Gangstarr has always represented hip-hop in its purest form: A DJ with turntables, an MC with a mic. No frills, no glamour, just hip-hop. They've also always showed a keen awareness of what's going on in the cities of America today; their music is a reflection of urban life today, in all of its complexity.

In addition, Gangstarr's MC, Guru, has used his solo Jazzmatazz projects as a way to diversify the musical territory he deals with. Starting as a fusion of hip-hop and jazz, over three albums the project grew to include various forms of R&B, and some reggae as well. Guru's newest project, Bald Head Slick & Da Click blends the musical terrain of Gangstarr with the collaborative nature of the Jazzmatazz albums. It's a hardcore version of those latter albums: a celebration of raw hip-hop that allows Guru to work with a variety of MCs and producers.

As the first release by Ill Kid Records, it also kicks off Guru's new role as record label owner. Featuring different MCs and producers on nearly every track, with Guru's presence the one thread running through the whole affair, Bald Head Slick & Da Click is a showcase for all sorts of artists who share Gangstarr's view of hip-hop as a document of urban reality. Though the album features over 30 MCs (all relative newcomers except for Guru, Ice-T and Ed OG) and 18 producers (also mostly newcomers, plus a few legendary figures like Pete Rock and, of course, Gangstarr's DJ Premier), both the music and the lyrics form an overall picture of rawness.

Though each producer shows his own personality, the music on the whole is soulful yet sparse, without a wealth of samples of instrumental flourishes. And the lyrics are starightforward, explicit, and rough. The major themes of the album--suriving in hard economic times, resorting to crime to pay the bills, staying loyal to friends within such an environment where people will do whatever it takes to get ahead--are major themes of life today. The album's other theme is staying "real" in a music business that's inherently phony. The opening track "Where's Our Money?!" is Guru's DIY call for hip-hop artists to stay away from the greedy, opportunistic world of major labels. The artists here aren't about to compromise for anything--and it shows in their rhymes, filled with toughness and braggadocio.

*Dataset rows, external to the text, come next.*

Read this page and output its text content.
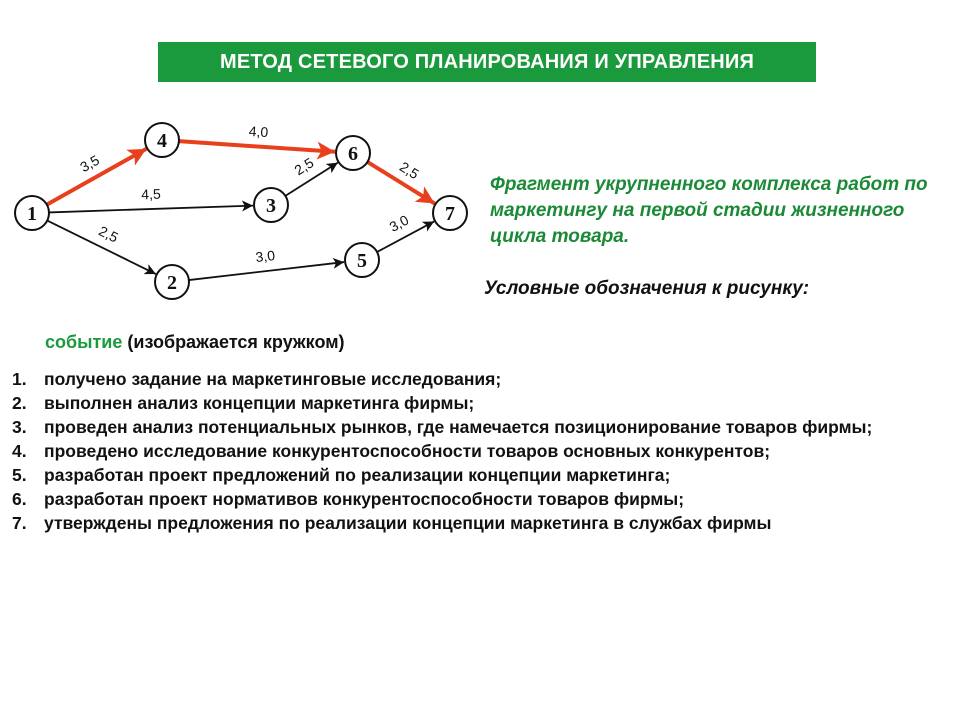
МЕТОД СЕТЕВОГО ПЛАНИРОВАНИЯ И УПРАВЛЕНИЯ
3,5
4,5
2,5
4,0
2,5	2,5
3,0
3,0
1
2
3
4
5
6
7
Фрагмент укрупненного комплекса работ по маркетингу на первой стадии жизненного цикла товара.
Условные обозначения к рисунку:
событие (изображается кружком)
1. получено задание на маркетинговые исследования;
2. выполнен анализ концепции маркетинга фирмы;
3. проведен анализ потенциальных рынков, где намечается позиционирование товаров фирмы;
4. проведено исследование конкурентоспособности товаров основных конкурентов;
5. разработан проект предложений по реализации концепции маркетинга;
6. разработан проект нормативов конкурентоспособности товаров фирмы;
7. утверждены предложения по реализации концепции маркетинга в службах фирмы
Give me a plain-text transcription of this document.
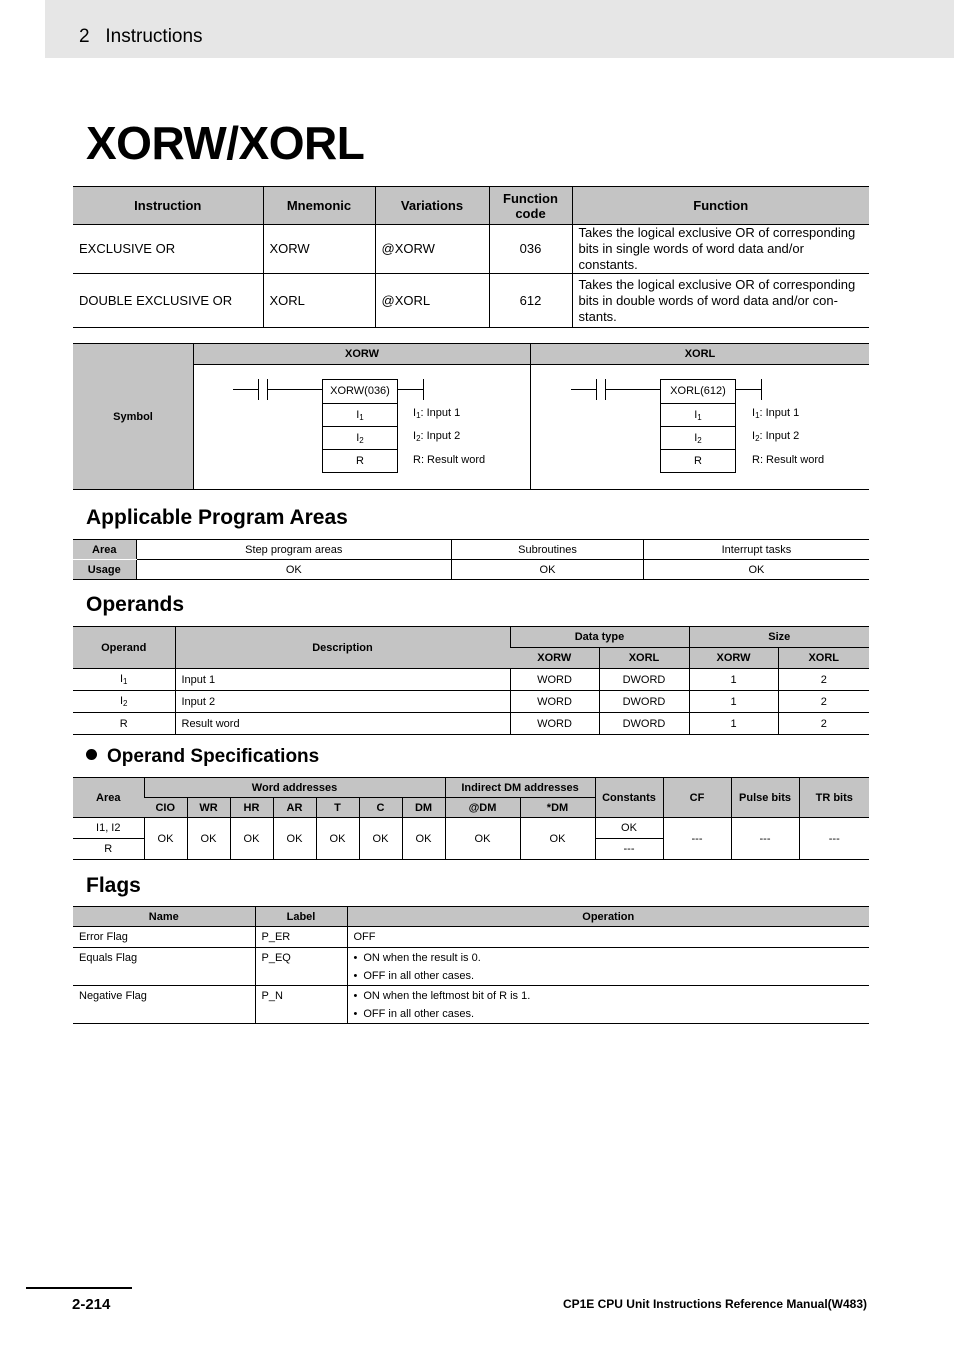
2   Instructions
XORW/XORL
Instruction	Mnemonic	Variations	Function code	Function
EXCLUSIVE OR	XORW	@XORW	036	Takes the logical exclusive OR of corresponding bits in single words of word data and/or constants.
DOUBLE EXCLUSIVE OR	XORL	@XORL	612	Takes the logical exclusive OR of corresponding bits in double words of word data and/or con-stants.
Symbol
XORW	XORL
XORW(036)
$I_1$
$I_2$
R
$I_1$: Input 1
$I_2$: Input 2
R: Result word
XORL(612)
$I_1$
$I_2$
R
$I_1$: Input 1
$I_2$: Input 2
R: Result word
Applicable Program Areas
Area	Step program areas	Subroutines	Interrupt tasks
Usage	OK	OK	OK
Operands
Operand	Description	Data type		Size	
		XORW	XORL	XORW	XORL
$I_1$	Input 1	WORD	DWORD	1	2
$I_2$	Input 2	WORD	DWORD	1	2
R	Result word	WORD	DWORD	1	2
Operand Specifications
Area	Word addresses							Indirect DM addresses		Constants	CF	Pulse bits	TR bits
	CIO	WR	HR	AR	T	C	DM	@DM	*DM				
I1, I2	OK	OK	OK	OK	OK	OK	OK	OK	OK	OK	---	---	---
R										---			
Flags
Name	Label	Operation
Error Flag	P_ER	OFF
Equals Flag	P_EQ	• ON when the result is 0.
• OFF in all other cases.

Negative Flag	P_N	• ON when the leftmost bit of R is 1.
• OFF in all other cases.
2-214	CP1E CPU Unit Instructions Reference Manual(W483)
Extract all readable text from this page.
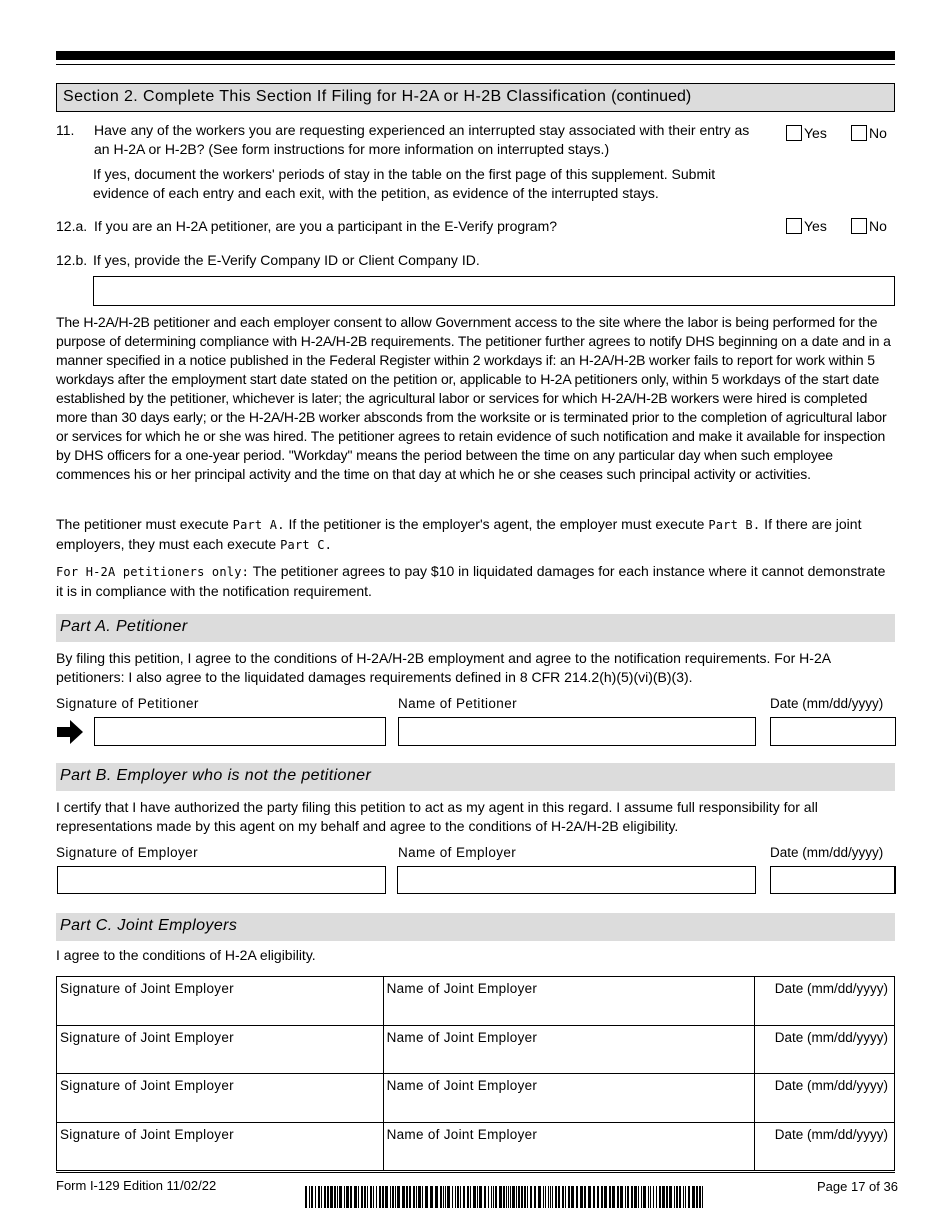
Section 2. Complete This Section If Filing for H-2A or H-2B Classification (continued)
11. Have any of the workers you are requesting experienced an interrupted stay associated with their entry as an H-2A or H-2B? (See form instructions for more information on interrupted stays.)
Yes	No
If yes, document the workers' periods of stay in the table on the first page of this supplement. Submit evidence of each entry and each exit, with the petition, as evidence of the interrupted stays.
12.a. If you are an H-2A petitioner, are you a participant in the E-Verify program?	Yes	No
12.b. If yes, provide the E-Verify Company ID or Client Company ID.
The H-2A/H-2B petitioner and each employer consent to allow Government access to the site where the labor is being performed for the purpose of determining compliance with H-2A/H-2B requirements. The petitioner further agrees to notify DHS beginning on a date and in a manner specified in a notice published in the Federal Register within 2 workdays if: an H-2A/H-2B worker fails to report for work within 5 workdays after the employment start date stated on the petition or, applicable to H-2A petitioners only, within 5 workdays of the start date established by the petitioner, whichever is later; the agricultural labor or services for which H-2A/H-2B workers were hired is completed more than 30 days early; or the H-2A/H-2B worker absconds from the worksite or is terminated prior to the completion of agricultural labor or services for which he or she was hired. The petitioner agrees to retain evidence of such notification and make it available for inspection by DHS officers for a one-year period. "Workday" means the period between the time on any particular day when such employee commences his or her principal activity and the time on that day at which he or she ceases such principal activity or activities.
The petitioner must execute Part A. If the petitioner is the employer's agent, the employer must execute Part B. If there are joint employers, they must each execute Part C.
For H-2A petitioners only: The petitioner agrees to pay $10 in liquidated damages for each instance where it cannot demonstrate it is in compliance with the notification requirement.
Part A. Petitioner
By filing this petition, I agree to the conditions of H-2A/H-2B employment and agree to the notification requirements. For H-2A petitioners: I also agree to the liquidated damages requirements defined in 8 CFR 214.2(h)(5)(vi)(B)(3).
Signature of Petitioner	Name of Petitioner	Date (mm/dd/yyyy)
Part B. Employer who is not the petitioner
I certify that I have authorized the party filing this petition to act as my agent in this regard. I assume full responsibility for all representations made by this agent on my behalf and agree to the conditions of H-2A/H-2B eligibility.
Signature of Employer	Name of Employer	Date (mm/dd/yyyy)
Part C. Joint Employers
I agree to the conditions of H-2A eligibility.
Signature of Joint Employer	Name of Joint Employer	Date (mm/dd/yyyy)
Signature of Joint Employer	Name of Joint Employer	Date (mm/dd/yyyy)
Signature of Joint Employer	Name of Joint Employer	Date (mm/dd/yyyy)
Signature of Joint Employer	Name of Joint Employer	Date (mm/dd/yyyy)
Form I-129 Edition 11/02/22	Page 17 of 36
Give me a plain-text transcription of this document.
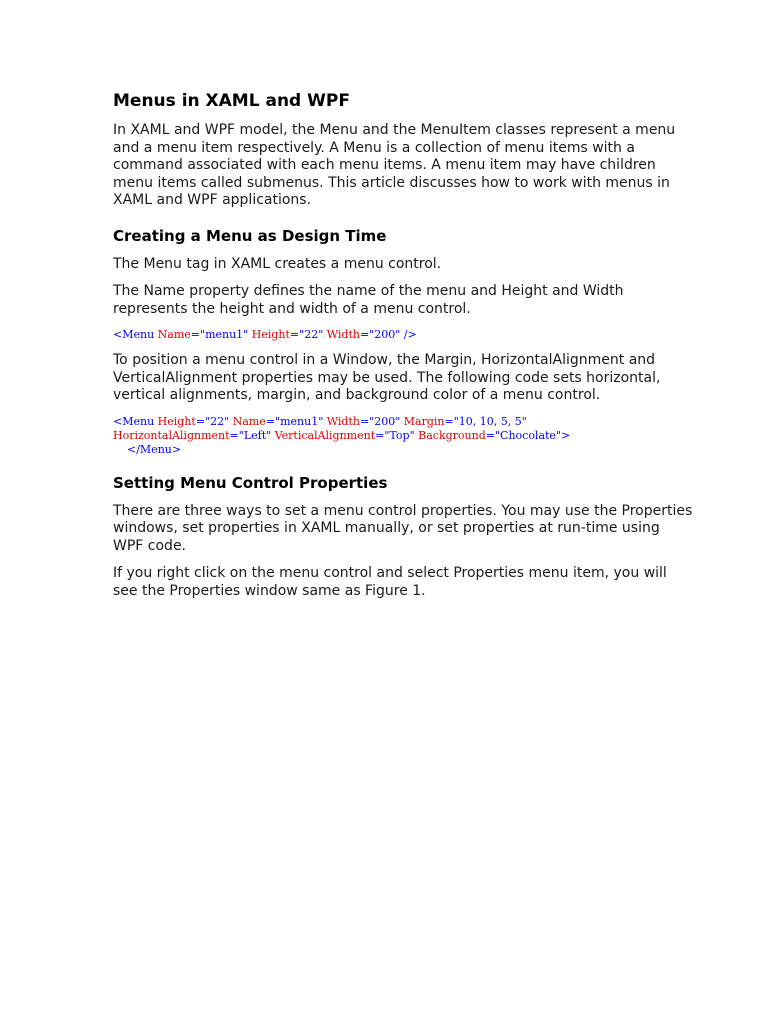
Menus in XAML and WPF

In XAML and WPF model, the Menu and the MenuItem classes represent a menu and a menu item respectively. A Menu is a collection of menu items with a command associated with each menu items. A menu item may have children menu items called submenus. This article discusses how to work with menus in XAML and WPF applications.

Creating a Menu as Design Time

The Menu tag in XAML creates a menu control.

The Name property defines the name of the menu and Height and Width represents the height and width of a menu control.

<Menu Name="menu1" Height="22" Width="200" />

To position a menu control in a Window, the Margin, HorizontalAlignment and VerticalAlignment properties may be used. The following code sets horizontal, vertical alignments, margin, and background color of a menu control.

<Menu Height="22" Name="menu1" Width="200" Margin="10, 10, 5, 5"
HorizontalAlignment="Left" VerticalAlignment="Top" Background="Chocolate">
</Menu>
Setting Menu Control Properties

There are three ways to set a menu control properties. You may use the Properties windows, set properties in XAML manually, or set properties at run-time using WPF code.

If you right click on the menu control and select Properties menu item, you will see the Properties window same as Figure 1.
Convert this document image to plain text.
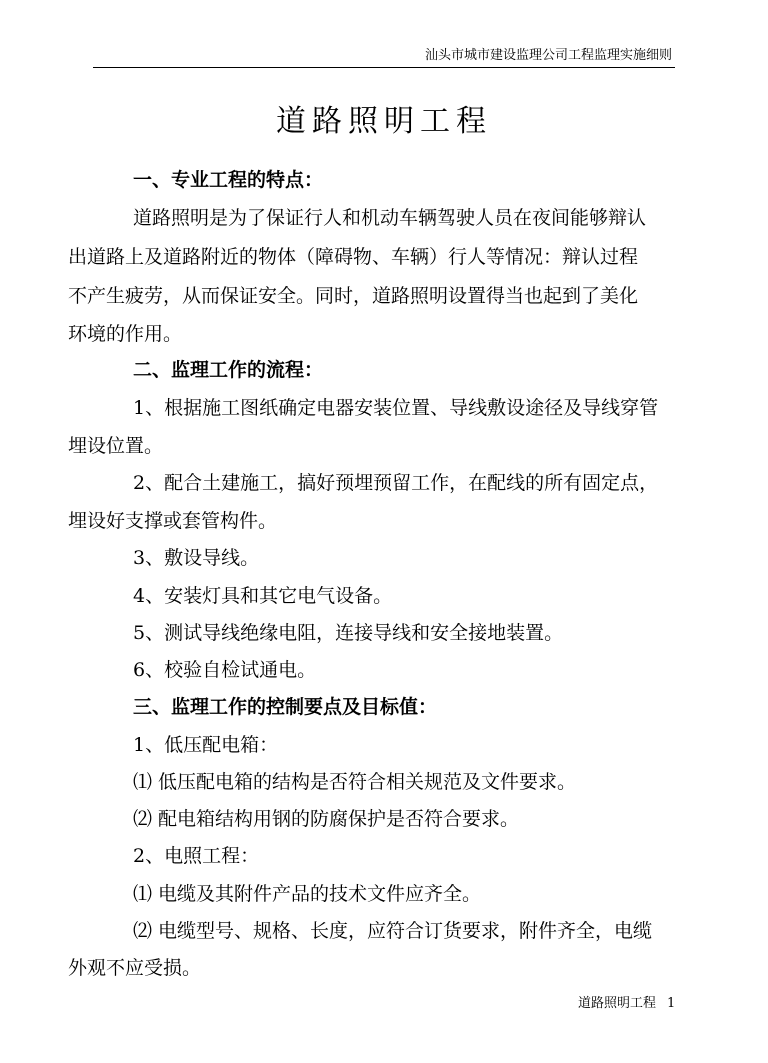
汕头市城市建设监理公司工程监理实施细则
道路照明工程
一、专业工程的特点：
道路照明是为了保证行人和机动车辆驾驶人员在夜间能够辩认
出道路上及道路附近的物体（障碍物、车辆）行人等情况：辩认过程
不产生疲劳，从而保证安全。同时，道路照明设置得当也起到了美化
环境的作用。
二、监理工作的流程：
1、根据施工图纸确定电器安装位置、导线敷设途径及导线穿管
埋设位置。
2、配合土建施工，搞好预埋预留工作，在配线的所有固定点，
埋设好支撑或套管构件。
3、敷设导线。
4、安装灯具和其它电气设备。
5、测试导线绝缘电阻，连接导线和安全接地装置。
6、校验自检试通电。
三、监理工作的控制要点及目标值：
1、低压配电箱：
⑴ 低压配电箱的结构是否符合相关规范及文件要求。
⑵ 配电箱结构用钢的防腐保护是否符合要求。
2、电照工程：
⑴ 电缆及其附件产品的技术文件应齐全。
⑵ 电缆型号、规格、长度，应符合订货要求，附件齐全，电缆
外观不应受损。
道路照明工程 1
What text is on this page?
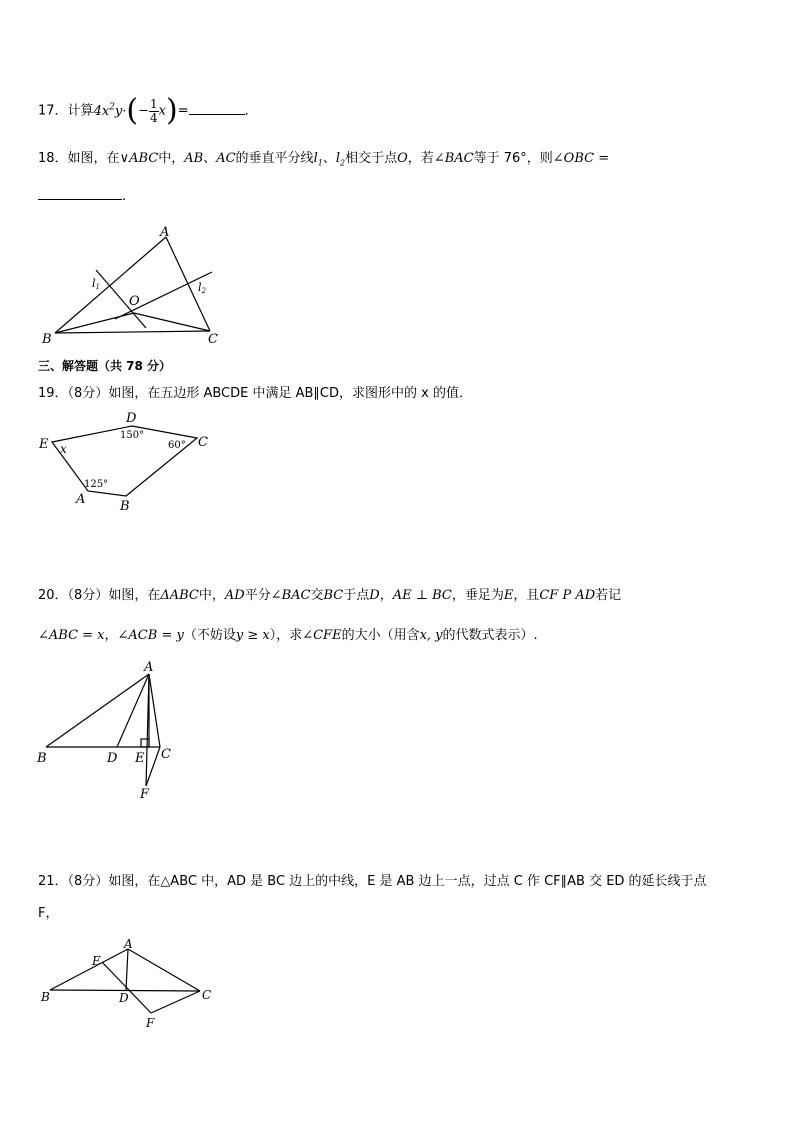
17．计算$4x^2y\cdot(- \frac{1}{4} x)=$	．
18．如图，在∨ABC中，AB、AC的垂直平分线$l_1$、$l_2$相交于点O，若∠BAC等于 76°，则∠OBC =
.
A
B	C
O
l1	l2
三、解答题（共 78 分）
19．（8分）如图，在五边形 ABCDE 中满足 AB∥CD，求图形中的 x 的值．
D
E	C
A	B
x
150°
60°
125°
20．（8分）如图，在ΔABC中，AD平分∠BAC交BC于点D，AE ⊥ BC，垂足为E，且CF P AD若记
∠ABC = x，∠ACB = y（不妨设y ≥ x），求∠CFE的大小（用含x, y的代数式表示）.
A
B	D E C
F
21．（8分）如图，在△ABC 中，AD 是 BC 边上的中线，E 是 AB 边上一点，过点 C 作 CF∥AB 交 ED 的延长线于点
F，
A
E
B	D	C
F
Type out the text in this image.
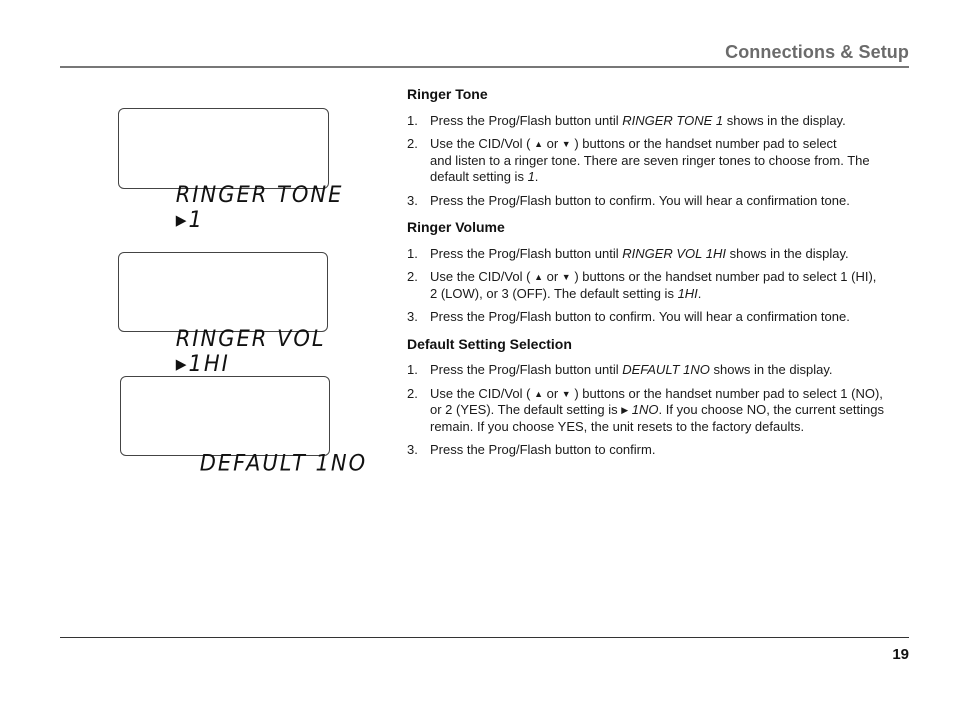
Connections & Setup

RINGER TONE
▶1

RINGER VOL
▶1HI

DEFAULT 1NO

Ringer Tone
1. Press the Prog/Flash button until RINGER TONE 1 shows in the display.
2. Use the CID/Vol ( ▲ or ▼ ) buttons or the handset number pad to select
and listen to a ringer tone. There are seven ringer tones to choose from. The
default setting is 1.
3. Press the Prog/Flash button to confirm. You will hear a confirmation tone.
Ringer Volume
1. Press the Prog/Flash button until RINGER VOL 1HI shows in the display.
2. Use the CID/Vol ( ▲ or ▼ ) buttons or the handset number pad to select 1 (HI),
2 (LOW), or 3 (OFF). The default setting is 1HI.
3. Press the Prog/Flash button to confirm. You will hear a confirmation tone.
Default Setting Selection
1. Press the Prog/Flash button until DEFAULT 1NO shows in the display.
2. Use the CID/Vol ( ▲ or ▼ ) buttons or the handset number pad to select 1 (NO),
or 2 (YES). The default setting is ▶ 1NO. If you choose NO, the current settings
remain. If you choose YES, the unit resets to the factory defaults.
3. Press the Prog/Flash button to confirm.
19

On one level, this album is a way to put young MCs and producers on public display. In that regard it works; the level of talent here is remarkably high, But it's also a fantastic display of the power hip-hop can have when it gets to its essentials. The best tracks here, and there's plenty of them (like "In Here," matching Guru with Wu-Tang collaborators Timbo King, Killah Priest, Black Jesus and producer Alchemist, the streets-as-warfare track "War Tactics," featuring New Child, James Gotti, Fatal Hussein and producer Stroupe of Jedi Mind Tricks, and the cinematic bragfest "Stay Outta My Face," with longtime Gangstarr ally Big Shug), show off the mesmerizing quality the simplest hip-hop tracks can have. While most compilations and highly collaborative albums have a sense of incohesiveness or uneveness to them, Bald Head Slick & Da Click is a complete success, both displaying a dizzying array of talent and representing the best connotations of the word "hardcore."